DeepSeek: What lies under the bonnet of the new AI chatbot?

DeepSeek: What lies under the bonnet of the new AI chatbot?

Getty Images A woman looks a phone with the DeepSeek logo in the background (Credit: Getty Images)

Tumbling stock market values and bold claims have followed the release of a new AI chatbot by a small Chinese company. What makes it so unique?

The launch of China's new DeepSeek AI-powered chatbot app has shaken the tech industry. It quickly surpassed OpenAI's ChatGPT to become the most-downloaded free iOS app in the US and led to chip-making company Nvidia losing nearly $600 billion (£483 billion) in market value in a single day—a new record for the US stock market.

What's causing all this excitement? The "large language model" (LLM) powering the app has reasoning abilities similar to US models like OpenAI's, but reportedly costs much less to train and operate. DeepSeek claims they achieved this by using several technical strategies that reduced both the computation time needed to train their model (called R1) and the memory required to store it. This reduction in overheads led to significant cost savings, according to DeepSeek.
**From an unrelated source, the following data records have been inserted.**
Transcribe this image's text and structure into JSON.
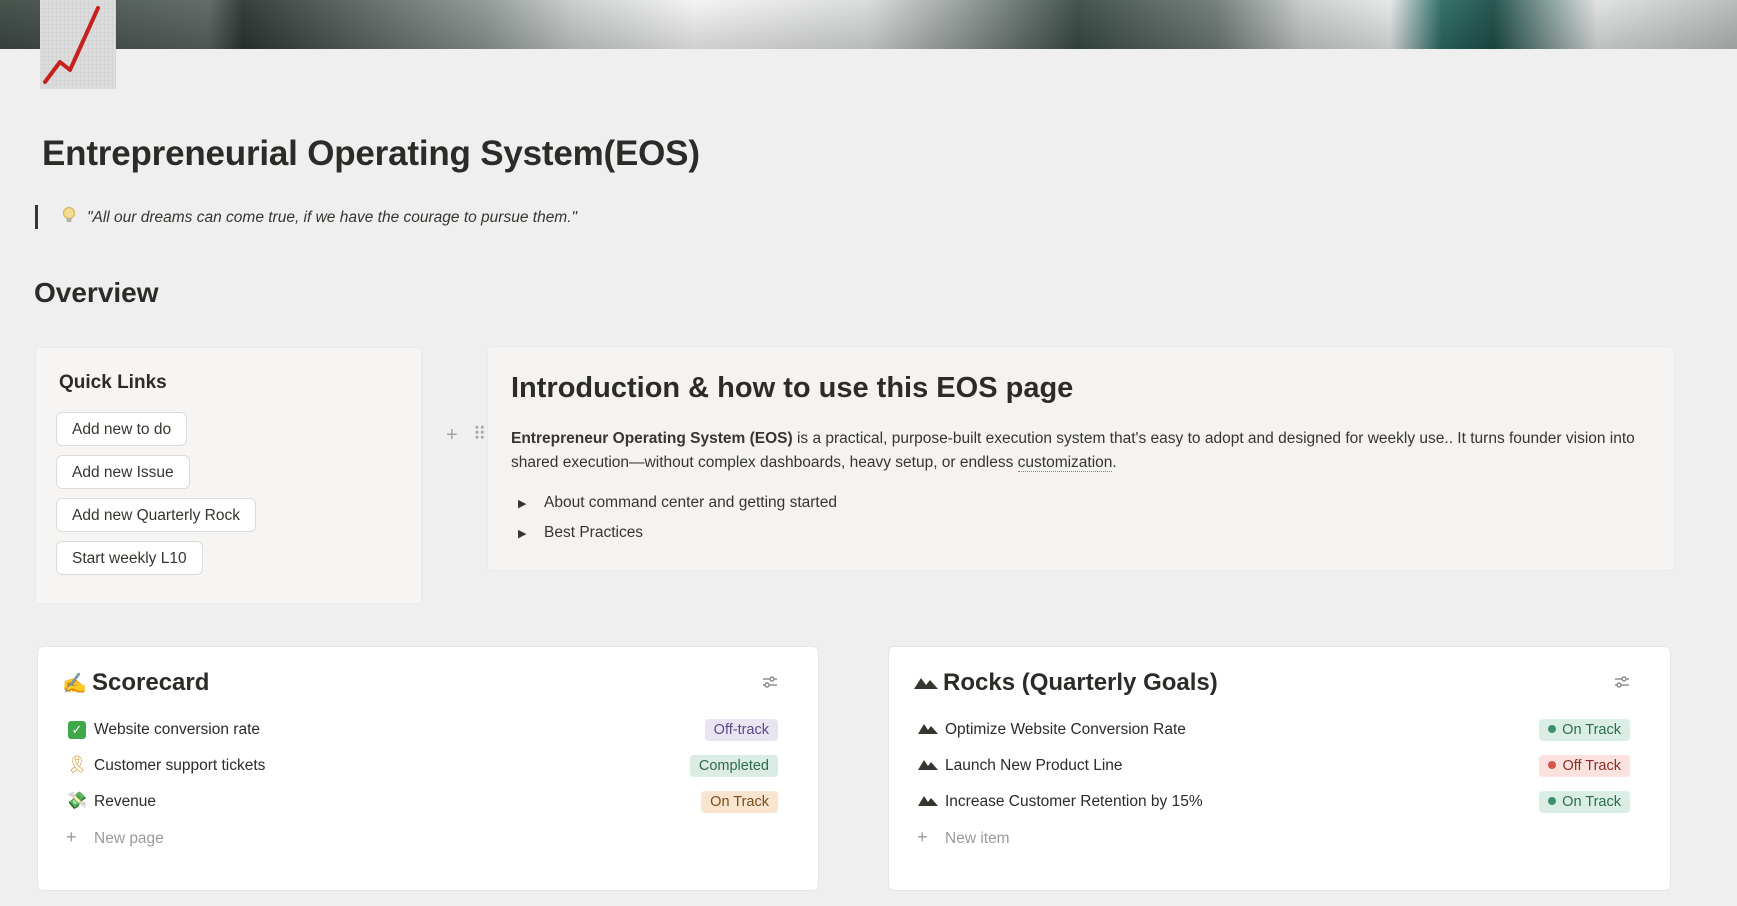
{
  "page": {
    "title": "Entrepreneurial Operating System(EOS)",
    "icon": "chart-increasing-icon",
    "quote_icon": "light-bulb-icon",
    "quote": "\"All our dreams can come true, if we have the courage to pursue them.\"",
    "section_heading": "Overview"
  },
  "quick_links": {
    "title": "Quick Links",
    "buttons": [
      "Add new to do",
      "Add new Issue",
      "Add new Quarterly Rock",
      "Start weekly L10"
    ]
  },
  "intro": {
    "title": "Introduction & how to use this EOS page",
    "body_bold": "Entrepreneur Operating System (EOS)",
    "body_rest": " is a practical, purpose-built execution system that's easy to adopt and designed for weekly use.. It turns founder vision into shared execution—without complex dashboards, heavy setup, or endless ",
    "body_link": "customization",
    "body_end": ".",
    "toggles": [
      "About command center and getting started",
      "Best Practices"
    ]
  },
  "scorecard": {
    "icon": "writing-hand-icon",
    "title": "Scorecard",
    "rows": [
      {
        "icon": "check-mark-icon",
        "name": "Website conversion rate",
        "status": "Off-track"
      },
      {
        "icon": "ribbon-icon",
        "name": "Customer support tickets",
        "status": "Completed"
      },
      {
        "icon": "money-with-wings-icon",
        "name": "Revenue",
        "status": "On Track"
      }
    ],
    "new_label": "New page"
  },
  "rocks": {
    "icon": "mountains-icon",
    "title": "Rocks (Quarterly Goals)",
    "rows": [
      {
        "icon": "mountain-icon",
        "name": "Optimize Website Conversion Rate",
        "status": "On Track"
      },
      {
        "icon": "mountain-icon",
        "name": "Launch New Product Line",
        "status": "Off Track"
      },
      {
        "icon": "mountain-icon",
        "name": "Increase Customer Retention by 15%",
        "status": "On Track"
      }
    ],
    "new_label": "New item"
  },
  "colors": {
    "off_track_purple_bg": "#e8e4f2",
    "off_track_purple_fg": "#5d4a86",
    "completed_bg": "#dbece4",
    "completed_fg": "#2f6a50",
    "on_track_orange_bg": "#f8e5cf",
    "on_track_orange_fg": "#7b4d1e",
    "on_track_green_bg": "#dbeee5",
    "on_track_green_fg": "#2e6b51",
    "off_track_red_bg": "#fbe2df",
    "off_track_red_fg": "#8a2f26"
  }
}
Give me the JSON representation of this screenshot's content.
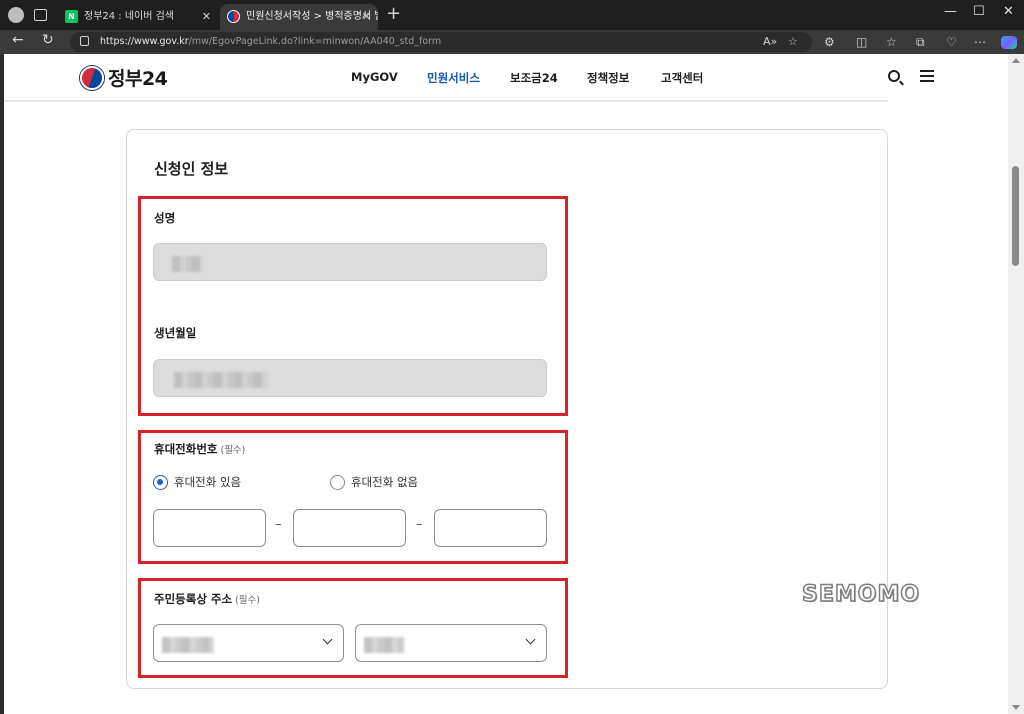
{
  "browser": {
    "tabs": [
      {
        "title": "정부24 : 네이버 검색",
        "favicon": "naver-icon"
      },
      {
        "title": "민원신청서작성 > 병적증명서 발급",
        "favicon": "gov24-icon"
      }
    ],
    "new_tab": "+",
    "close": "✕",
    "window": {
      "minimize": "—",
      "maximize": "☐",
      "close": "✕"
    },
    "url_host": "https://www.gov.kr",
    "url_path": "/mw/EgovPageLink.do?link=minwon/AA040_std_form",
    "reader_mode": "A»"
  },
  "site": {
    "logo_text": "정부24",
    "nav": [
      "MyGOV",
      "민원서비스",
      "보조금24",
      "정책정보",
      "고객센터"
    ],
    "active_nav": "민원서비스"
  },
  "form": {
    "section_title": "신청인 정보",
    "name_label": "성명",
    "birth_label": "생년월일",
    "phone_label": "휴대전화번호",
    "required_tag": "(필수)",
    "radio_has_phone": "휴대전화 있음",
    "radio_no_phone": "휴대전화 없음",
    "selected_radio": "휴대전화 있음",
    "phone_separator": "–",
    "address_label": "주민등록상 주소"
  },
  "watermark": "SEMOMO",
  "colors": {
    "accent": "#1357b3",
    "highlight_box": "#d8222a",
    "readonly_bg": "#dcdcdc"
  }
}
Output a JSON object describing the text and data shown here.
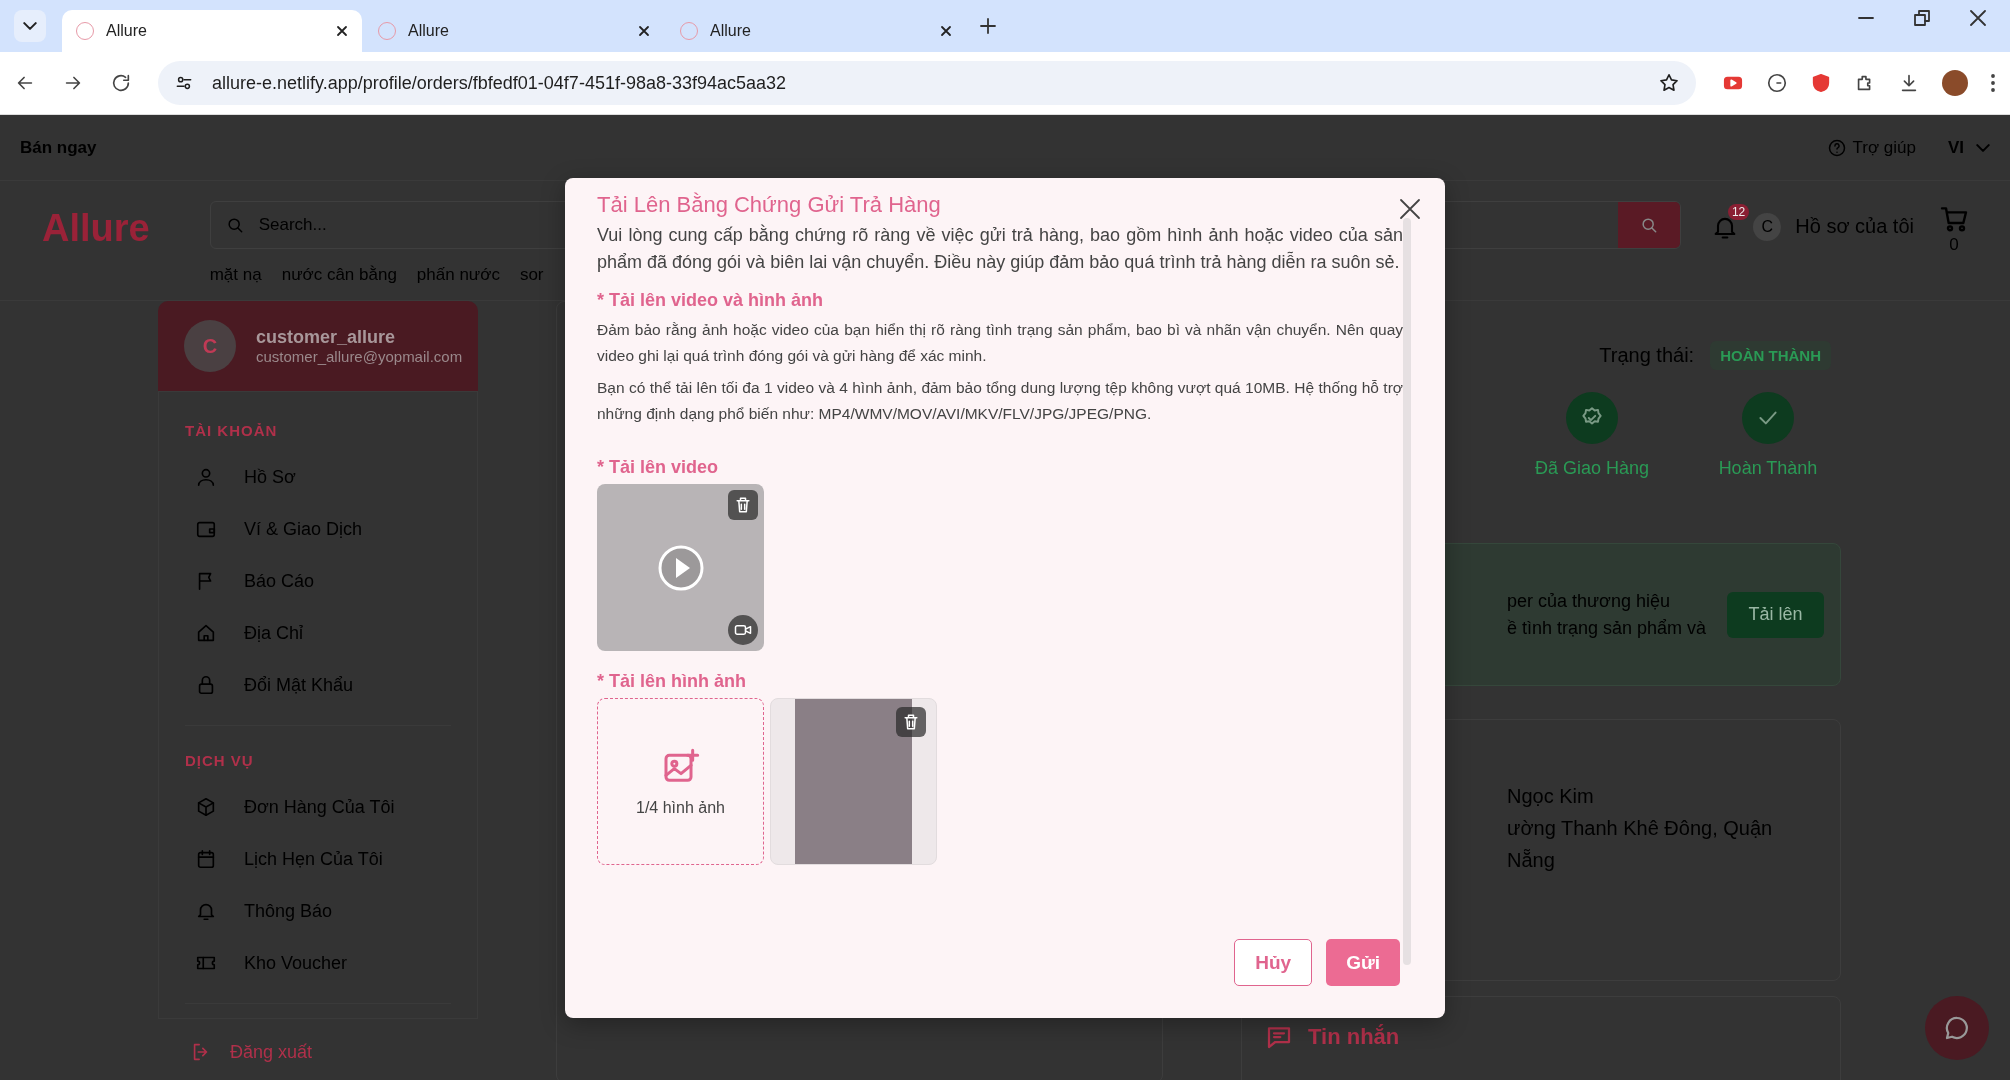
{
  "browser": {
    "tabs": [
      {
        "title": "Allure",
        "selected": true
      },
      {
        "title": "Allure",
        "selected": false
      },
      {
        "title": "Allure",
        "selected": false
      }
    ],
    "url": "allure-e.netlify.app/profile/orders/fbfedf01-04f7-451f-98a8-33f94ac5aa32"
  },
  "topbar": {
    "sell": "Bán ngay",
    "help": "Trợ giúp",
    "language": "VI"
  },
  "header": {
    "logo": "Allure",
    "search_placeholder": "Search...",
    "categories": [
      "mặt nạ",
      "nước cân bằng",
      "phấn nước",
      "sor"
    ],
    "notification_count": "12",
    "avatar_letter": "C",
    "profile": "Hồ sơ của tôi",
    "cart_count": "0"
  },
  "sidebar": {
    "avatar_letter": "C",
    "username": "customer_allure",
    "email": "customer_allure@yopmail.com",
    "sections": [
      {
        "title": "TÀI KHOẢN",
        "items": [
          "Hồ Sơ",
          "Ví & Giao Dịch",
          "Báo Cáo",
          "Địa Chỉ",
          "Đổi Mật Khẩu"
        ]
      },
      {
        "title": "DỊCH VỤ",
        "items": [
          "Đơn Hàng Của Tôi",
          "Lịch Hẹn Của Tôi",
          "Thông Báo",
          "Kho Voucher"
        ]
      }
    ],
    "logout": "Đăng xuất"
  },
  "order": {
    "status_label": "Trạng thái:",
    "status": "HOÀN THÀNH",
    "steps": [
      "Đã Giao Hàng",
      "Hoàn Thành"
    ],
    "notice_lines": [
      "per của thương hiệu",
      "ề tình trạng sản phẩm và"
    ],
    "upload_button": "Tải lên",
    "address_lines": [
      "Ngọc Kim",
      "ường Thanh Khê Đông, Quận",
      "Nẵng"
    ],
    "messages": "Tin nhắn"
  },
  "modal": {
    "title": "Tải Lên Bằng Chứng Gửi Trả Hàng",
    "intro": "Vui lòng cung cấp bằng chứng rõ ràng về việc gửi trả hàng, bao gồm hình ảnh hoặc video của sản phẩm đã đóng gói và biên lai vận chuyển. Điều này giúp đảm bảo quá trình trả hàng diễn ra suôn sẻ.",
    "section_label": "* Tải lên video và hình ảnh",
    "notes": [
      "Đảm bảo rằng ảnh hoặc video của bạn hiển thị rõ ràng tình trạng sản phẩm, bao bì và nhãn vận chuyển. Nên quay video ghi lại quá trình đóng gói và gửi hàng để xác minh.",
      "Bạn có thể tải lên tối đa 1 video và 4 hình ảnh, đảm bảo tổng dung lượng tệp không vượt quá 10MB. Hệ thống hỗ trợ những định dạng phổ biến như: MP4/WMV/MOV/AVI/MKV/FLV/JPG/JPEG/PNG."
    ],
    "video_label": "* Tải lên video",
    "image_label": "* Tải lên hình ảnh",
    "image_counter": "1/4 hình ảnh",
    "cancel": "Hủy",
    "submit": "Gửi"
  }
}
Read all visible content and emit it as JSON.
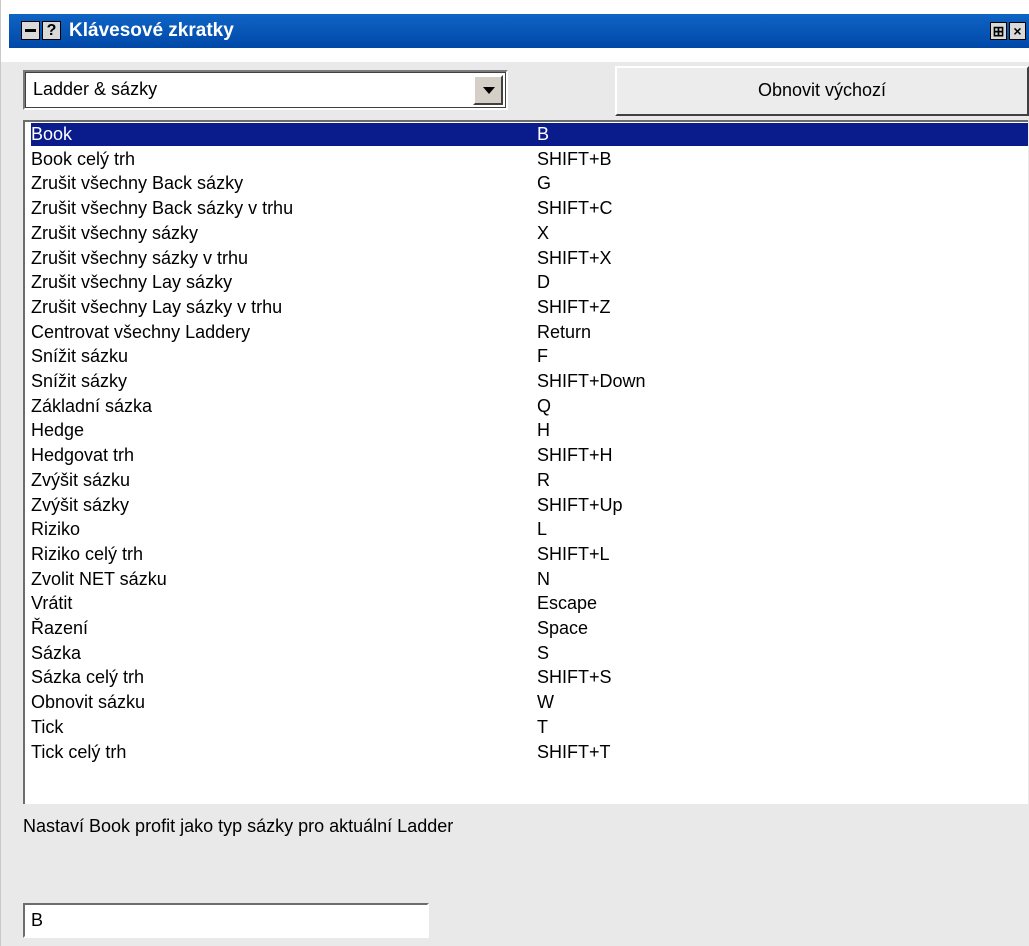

R1's base model V3 reportedly took 2.788 million hours to train (using many graphical processing units – GPUs – simultaneously) at an estimated cost of under $6 million (£4.8 million), compared to the more than $100 million (£80 million) that OpenAI's CEO Sam Altman says was needed to train GPT-4.

Even though Nvidia's market value took a hit, the DeepSeek models were trained on about 2,000 Nvidia H800 GPUs, according to a research paper released by the company. These chips are a modified version of the widely used H100 chip, designed to meet export regulations to China. They were likely stockpiled before the Biden administration further tightened restrictions in October 2023, effectively banning Nvidia from exporting the H800s to China. Given these limitations, DeepSeek likely had to find innovative ways to make the most effective use of the resources available.

Reducing the computational cost of training and running models can also help address concerns about AI's environmental impact. Data centers that run these models use a lot of electricity and water, mainly to prevent servers from overheating. Most tech companies don't reveal the carbon footprint of their models, but a recent estimate suggests ChatGPT emits over 260 tonnes of carbon dioxide per month—equivalent to 260 flights from London to New York. Therefore, making AI models more efficient would be a positive step for the industry from an environmental perspective.